Combining Technical and Enterprise Computing (2019-01-23)

New workload types and management systems popping up once in a while. Blockchain based workload types started to run on CPUs, then on GPUs, some of them later even on ASICs. Recent success of AI systems are pushing GPUs, and in analogy to blockchains, specialized circuits to its boundaries. The interesting point here is that AI and blockchain based technologies are from general business interest, i.e. are the forces for lot’s of new business models in many industries. The automotive industry for example (re-)discovered artificial neural networks for solving many of the tasks required to let cars drive them-selfs. I had the luck joining a research team taking care of image based environment perception of a famous car maker for a short while more than 10 years ago.

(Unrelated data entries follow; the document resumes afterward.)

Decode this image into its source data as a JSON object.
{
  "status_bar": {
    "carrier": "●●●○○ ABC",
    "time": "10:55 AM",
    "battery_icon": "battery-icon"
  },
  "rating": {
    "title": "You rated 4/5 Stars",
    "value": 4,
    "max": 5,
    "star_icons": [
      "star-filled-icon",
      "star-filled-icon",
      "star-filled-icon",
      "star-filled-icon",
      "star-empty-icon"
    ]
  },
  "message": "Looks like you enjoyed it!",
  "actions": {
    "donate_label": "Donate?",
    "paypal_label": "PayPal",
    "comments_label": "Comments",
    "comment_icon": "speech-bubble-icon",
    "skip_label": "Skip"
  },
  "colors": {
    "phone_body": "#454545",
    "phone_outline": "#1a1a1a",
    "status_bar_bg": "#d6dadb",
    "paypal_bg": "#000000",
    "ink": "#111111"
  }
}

From my perspective the recent developments were not so clear back than - even we had already beginning of the 90s self-driving cars steered by neural networks.

The high-performance computing community has a long tradition in managing tons of compute workload, maximizing resource usage, and queueing and prioritizing workload. But business critical workloads for many enterprises are much different by nature. Stability, interconnectivity, and security are key requirements. Today the boundaries get blurred. Hyperscalers had to solve unique problems running huge amount of enterprise applications. They had to build their own systems which combined traditional batch scheduling with services. Finally Google came up with an open source system (Kubernetes) to allow companies building their own workload management system. Kubernetes solves a lot of core problems around container orchestration but many things are missing. Pivotal’s Container Service enriches Kubernetes when it comes to solve what we at Pivotal call day 2 issues. Kubernetes needs to be created, updated, and maintained. It’s not a closed box - PKS gives you choice, opinions, and best practices running a platform as product within large organizations.

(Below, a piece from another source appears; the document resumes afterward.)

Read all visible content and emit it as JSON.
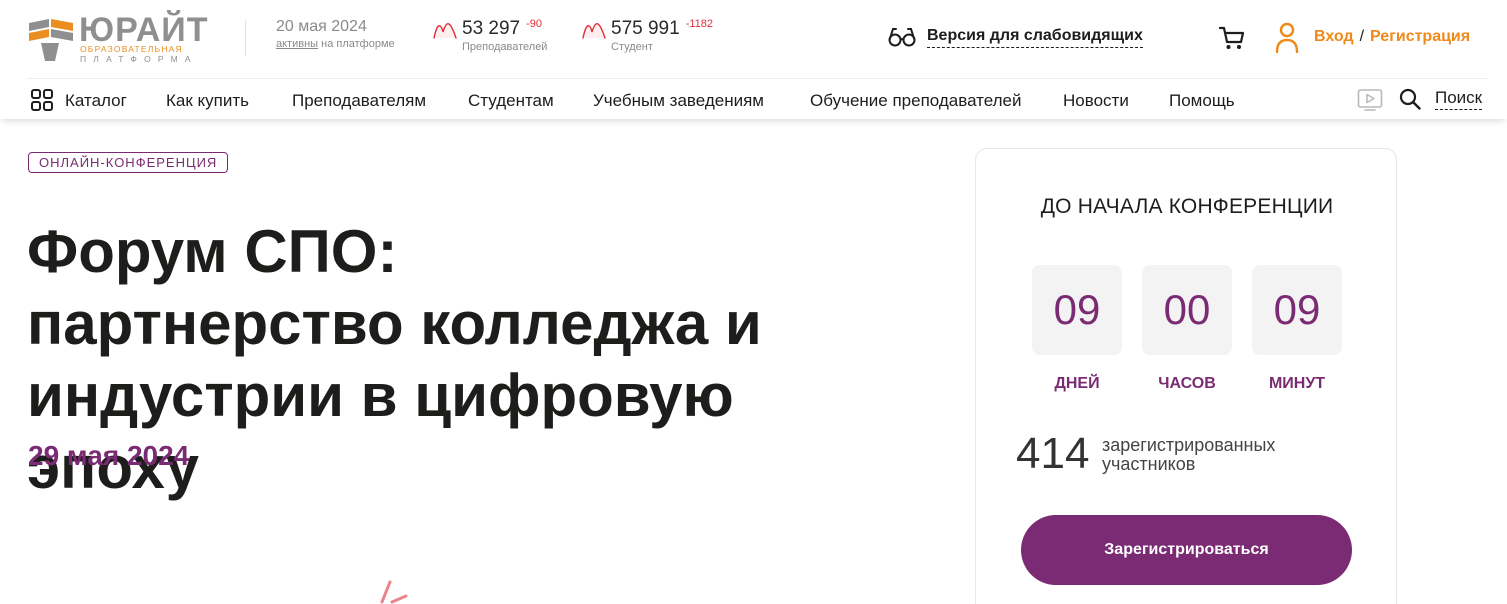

But back to technical computing. What is clearly missing within Kubernetes are capabilities built into traditional HPC schedulers over decades. Batch jobs are only supported rudimentarily at the moment. There is no queuing, sophisticated job prioritization, nor first-class support for MPI workloads like we know from the HPC schedulers. Also the interfaces are completely different. Many products are built on the HPC scheduler interfaces. Also Kubernetes will not replace traditional HPC schedulers, like Hadoop’s way of doing batch scheduling (what today most people associate with batch scheduling) did not replace classic HPC schedulers, they are still around and will survive for a reason. Also the cloud let you think to make queueing obsolete - but only in a perfect world where money and resources are unlimited.

What we need in order to tackle large scale technical computing problems is a complete system architecture combining different aspects and different specialized products. There are three areas I want to look at:

  • Applications
  • Containers
  • Batch jobs

Pivotal has the most complete solution when it comes to provide an application runtime which abstracts about pure container orchestration. The famous cf push command works with all kind of programming languages, including Java, Java/Spring, Go, Python, node…it keeps the developer focusses on its application / business logic rather than on building and wiring containers. That’s already all completely automated since years by concepts like buildpacks, service discovery etc. Additionally to that we need a container runtime for pre-defined containers. This is what Pivotal’s Container Service (PKS) is for. Finally we have the batch job part which can be your traditional HPC system, might it be Univa Grid Engine, slurm, or HTCondor.

If we draw the full picture of a modern architecture supporting large scale AI and technical computing workloads it looks like following:

PKS HPC

Thanks to open interfaces, RESTful APIs, and software defined networking a smooth interaction is possible. The open service broker API is acting as a bridge in many of the components already.

Enough for now, back to my Macap coffee grinder and later to OOP conference here in Munich.